As pessoas começaram a falar todas ao mesmo tempo.  A revolta explodiu pelo vagão. Uma mulher chorava: o salário de doméstica estava na carteira.  A criança percebeu a tensão e também começou a chorar alto. A confusão se espalhou por todo o lado.  O homem do celular então gritou:

— Calma pessoal! Vamos descer na próxima estação, vamos ficar juntos.  Vou avisar a polícia onde estamos!

Enquanto isso, os assaltantes subiam pelas escadas rolantes da grande estação, que tinha três andares.  A satisfação pelo sucesso do roubo brilhava em seus olhares.  Estavam tranqüilos.  Ao chegar ao andar, que os conduziria à saída, tiveram que percorrer um corredor comprido, com várias lojinhas ao redor.  Um deles parou para comprar cigarros.  Devagar seguiram seu caminho, conversando com naturalidade.

No entanto, quando chegaram próximos a escadaria que dava para fora foram surpreendidos por um grande número de policiais, que olhavam atentamente para a multidão que se encaminhava para a saída.  Um deles viu as grandes sacolas e chamou a atenção dos outros.

 Os ladrões perceberam o movimento e sentindo o perigo correram na direção oposta. Os policiais correram atrás deles.

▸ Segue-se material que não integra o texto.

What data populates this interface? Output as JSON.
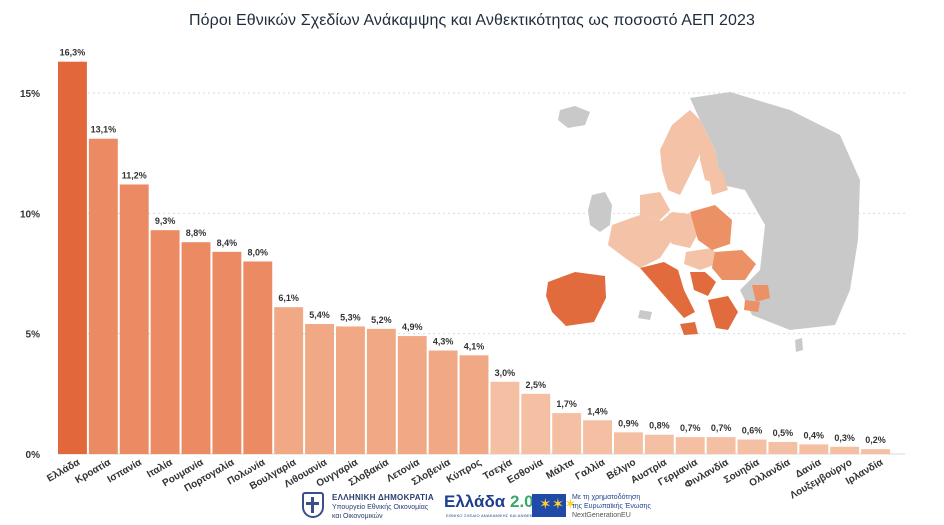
{
  "chart_data": {
    "type": "bar",
    "title": "Πόροι Εθνικών Σχεδίων Ανάκαμψης και Ανθεκτικότητας ως ποσοστό ΑΕΠ 2023",
    "categories": [
      "Ελλάδα",
      "Κροατία",
      "Ισπανία",
      "Ιταλία",
      "Ρουμανία",
      "Πορτογαλία",
      "Πολωνία",
      "Βουλγαρία",
      "Λιθουανία",
      "Ουγγαρία",
      "Σλοβακία",
      "Λετονία",
      "Σλοβενία",
      "Κύπρος",
      "Τσεχία",
      "Εσθονία",
      "Μάλτα",
      "Γαλλία",
      "Βέλγιο",
      "Αυστρία",
      "Γερμανία",
      "Φινλανδία",
      "Σουηδία",
      "Ολλανδία",
      "Δανία",
      "Λουξεμβούργο",
      "Ιρλανδία"
    ],
    "values": [
      16.3,
      13.1,
      11.2,
      9.3,
      8.8,
      8.4,
      8.0,
      6.1,
      5.4,
      5.3,
      5.2,
      4.9,
      4.3,
      4.1,
      3.0,
      2.5,
      1.7,
      1.4,
      0.9,
      0.8,
      0.7,
      0.7,
      0.6,
      0.5,
      0.4,
      0.3,
      0.2
    ],
    "value_labels": [
      "16,3%",
      "13,1%",
      "11,2%",
      "9,3%",
      "8,8%",
      "8,4%",
      "8,0%",
      "6,1%",
      "5,4%",
      "5,3%",
      "5,2%",
      "4,9%",
      "4,3%",
      "4,1%",
      "3,0%",
      "2,5%",
      "1,7%",
      "1,4%",
      "0,9%",
      "0,8%",
      "0,7%",
      "0,7%",
      "0,6%",
      "0,5%",
      "0,4%",
      "0,3%",
      "0,2%"
    ],
    "y_ticks": [
      {
        "value": 0,
        "label": "0%"
      },
      {
        "value": 5,
        "label": "5%"
      },
      {
        "value": 10,
        "label": "10%"
      },
      {
        "value": 15,
        "label": "15%"
      }
    ],
    "ylim": [
      0,
      17
    ],
    "xlabel": "",
    "ylabel": "",
    "grid": true,
    "colors": {
      "highest": "#e2673a",
      "high": "#ec8a63",
      "mid": "#f1a884",
      "low": "#f4bfa3",
      "gridline": "#d9d9d9"
    },
    "map_icon": "europe-choropleth-map"
  },
  "footer": {
    "gov_title": "ΕΛΛΗΝΙΚΗ ΔΗΜΟΚΡΑΤΙΑ",
    "gov_line1": "Υπουργείο Εθνικής Οικονομίας",
    "gov_line2": "και Οικονομικών",
    "ellada_logo": "Ελλάδα",
    "ellada_version": "2.0",
    "ellada_sub": "ΕΘΝΙΚΟ ΣΧΕΔΙΟ ΑΝΑΚΑΜΨΗΣ ΚΑΙ ΑΝΘΕΚΤΙΚΟΤΗΤΑΣ",
    "eu_line1": "Με τη χρηματοδότηση",
    "eu_line2": "της Ευρωπαϊκής Ένωσης",
    "eu_line3": "NextGenerationEU"
  }
}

Uma grande e perigosa caçada começou.  As pessoas, ao ver isso, encolhiam-se pelo corredor. 

Um dos assaltantes olhou para trás e atirou.  Os policiais reagiram e um perigoso tiroteio ecoou pelo lugar.  As pessoas refugiaram-se nas pequenas lojas e os policiais gritaram para elas:

— Abaixem, um policial gritou,

Aturdidas e confusas, encolhiam-se, não acreditando no que estava acontecendo.

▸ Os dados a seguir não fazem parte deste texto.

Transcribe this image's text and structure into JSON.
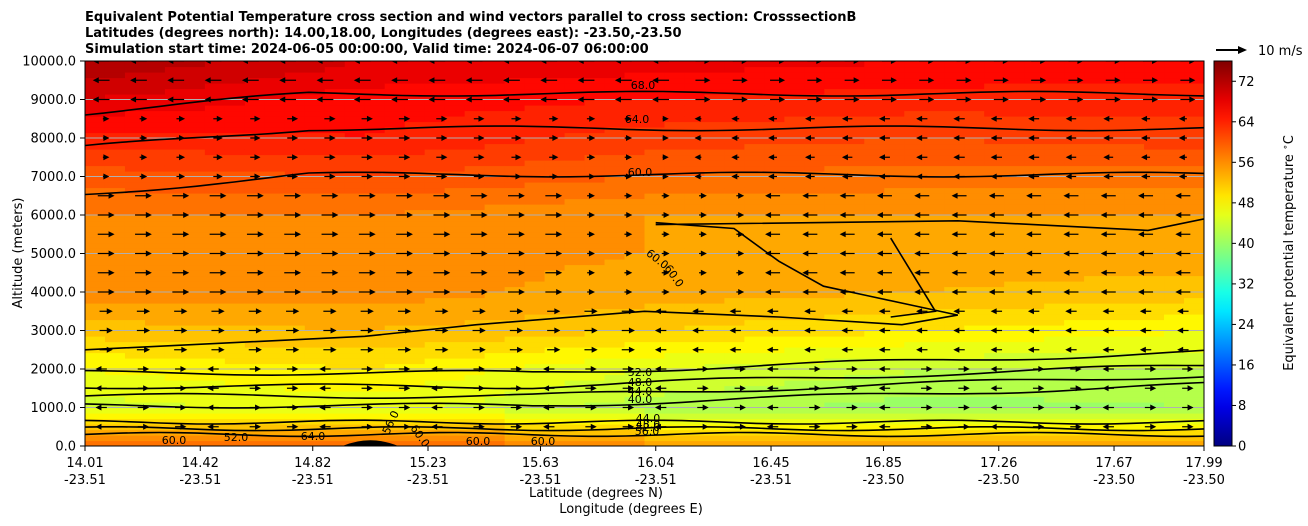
{
  "chart_data": {
    "type": "heatmap",
    "title_lines": [
      "Equivalent Potential Temperature cross section and wind vectors parallel to cross section: CrosssectionB",
      "Latitudes (degrees north): 14.00,18.00, Longitudes (degrees east): -23.50,-23.50",
      "Simulation start time: 2024-06-05 00:00:00, Valid time: 2024-06-07 06:00:00"
    ],
    "xlabel_1": "Latitude (degrees N)",
    "xlabel_2": "Longitude (degrees E)",
    "ylabel": "Altitude (meters)",
    "x_ticks_lat": [
      "14.01",
      "14.42",
      "14.82",
      "15.23",
      "15.63",
      "16.04",
      "16.45",
      "16.85",
      "17.26",
      "17.67",
      "17.99"
    ],
    "x_ticks_lon": [
      "-23.51",
      "-23.51",
      "-23.51",
      "-23.51",
      "-23.51",
      "-23.51",
      "-23.51",
      "-23.50",
      "-23.50",
      "-23.50",
      "-23.50"
    ],
    "y_ticks": [
      "0.0",
      "1000.0",
      "2000.0",
      "3000.0",
      "4000.0",
      "5000.0",
      "6000.0",
      "7000.0",
      "8000.0",
      "9000.0",
      "10000.0"
    ],
    "xlim": [
      14.01,
      17.99
    ],
    "ylim": [
      0,
      10000
    ],
    "colorbar": {
      "label": "Equivalent potential temperature $^\\circ$C",
      "ticks": [
        "0",
        "8",
        "16",
        "24",
        "32",
        "40",
        "48",
        "56",
        "64",
        "72"
      ],
      "range": [
        0,
        76
      ]
    },
    "quiver_key_label": "10 m/s",
    "contour_labels": [
      "68.0",
      "64.0",
      "60.0",
      "60.0",
      "60.0",
      "52.0",
      "48.0",
      "44.0",
      "40.0",
      "44.0",
      "48.0",
      "52.0",
      "56.0",
      "60.0",
      "60.0",
      "60.0",
      "56.0",
      "52.0",
      "64.0",
      "60.0"
    ],
    "contour_levels": [
      40,
      44,
      48,
      52,
      56,
      60,
      64,
      68
    ],
    "field_bands": [
      {
        "lat_frac": 0.0,
        "values_by_altitude": [
          58,
          44,
          47,
          52,
          56,
          57,
          57,
          60,
          64,
          69,
          73
        ]
      },
      {
        "lat_frac": 0.25,
        "values_by_altitude": [
          60,
          46,
          49,
          53,
          56,
          56,
          57,
          61,
          65,
          66,
          69
        ]
      },
      {
        "lat_frac": 0.5,
        "values_by_altitude": [
          56,
          42,
          45,
          51,
          54,
          55,
          55,
          59,
          62,
          65,
          68
        ]
      },
      {
        "lat_frac": 0.75,
        "values_by_altitude": [
          55,
          40,
          43,
          49,
          53,
          54,
          55,
          58,
          61,
          64,
          67
        ]
      },
      {
        "lat_frac": 1.0,
        "values_by_altitude": [
          55,
          41,
          43,
          47,
          52,
          54,
          55,
          58,
          62,
          64,
          66
        ]
      }
    ]
  }
}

Um dos bandidos foi atingido e caiu morto.  Um policial foi ferido.

A polícia desceu pelas escadas, numa corrida desabalada e conseguiu cercar os quatro homens.  Um dos policiais saltou por cima da mureta e caiu de pé na escada rolante, alcançando-os por trás.   Encostou o revólver nas costas de um dos ladrões.

— Levantem as mãos e larguem as armas!  Ordenou.

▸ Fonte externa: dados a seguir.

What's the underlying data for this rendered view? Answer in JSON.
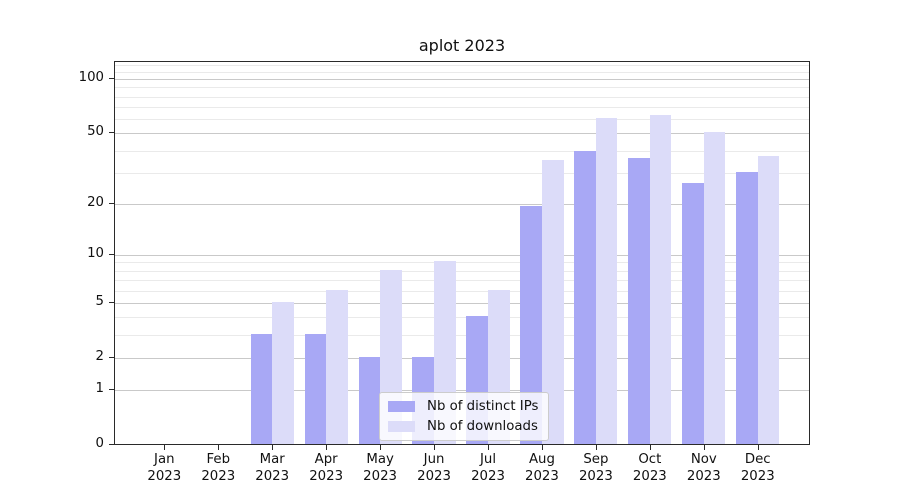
{
  "chart_data": {
    "type": "bar",
    "title": "aplot 2023",
    "categories": [
      "Jan",
      "Feb",
      "Mar",
      "Apr",
      "May",
      "Jun",
      "Jul",
      "Aug",
      "Sep",
      "Oct",
      "Nov",
      "Dec"
    ],
    "x_tick_second_line": "2023",
    "series": [
      {
        "name": "Nb of distinct IPs",
        "color": "#a8a8f5",
        "values": [
          0,
          0,
          3,
          3,
          2,
          2,
          4,
          19,
          39,
          36,
          26,
          30
        ]
      },
      {
        "name": "Nb of downloads",
        "color": "#dcdcf9",
        "values": [
          0,
          0,
          5,
          6,
          8,
          9,
          6,
          35,
          60,
          62,
          50,
          37
        ]
      }
    ],
    "xlabel": "",
    "ylabel": "",
    "yscale": "log1p",
    "ylim": [
      0,
      125
    ],
    "y_major_ticks": [
      0,
      1,
      2,
      5,
      10,
      20,
      50,
      100
    ],
    "y_minor_ticks": [
      3,
      4,
      6,
      7,
      8,
      9,
      30,
      40,
      60,
      70,
      80,
      90,
      110,
      120
    ],
    "grid": true,
    "legend_position": "lower center",
    "colors": {
      "major_grid": "#c9c9c9",
      "minor_grid": "#eaeaea",
      "spine": "#2a2a2a",
      "text": "#111111",
      "legend_border": "#cccccc"
    }
  }
}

Os homens muito nervosos obedeceram.

Ao pé da escada, os outros policiais estavam esperando. 

— Mãos na cabeça.  Gritaram e os agarraram.

Muita gente curiosa parou para ver a rendição dos bandidos.  Os guardas, porém, os dispersavam, mandando seguirem seus caminhos.

Os criminosos, então, foram levados para a delegacia.  Lá foram revistados, interrogados e depois de várias verificações, o delegado chocado descobriu que dois deles faziam parte da corporação.

Honesto e sério, sempre ficava furioso ao se deparar com esse lado podre da polícia.  Não se conformava de que homens que tinham o dever de proteger os cidadãos, passassem para o lado do crime.

Cansado pela longa jornada, levantou-se, vestiu o casaco e foi para casa.  Mais um dia tempestuoso vencido, pensou.  Como seria o dia seguinte.  A grande cidade era imprevisível e desafiadora.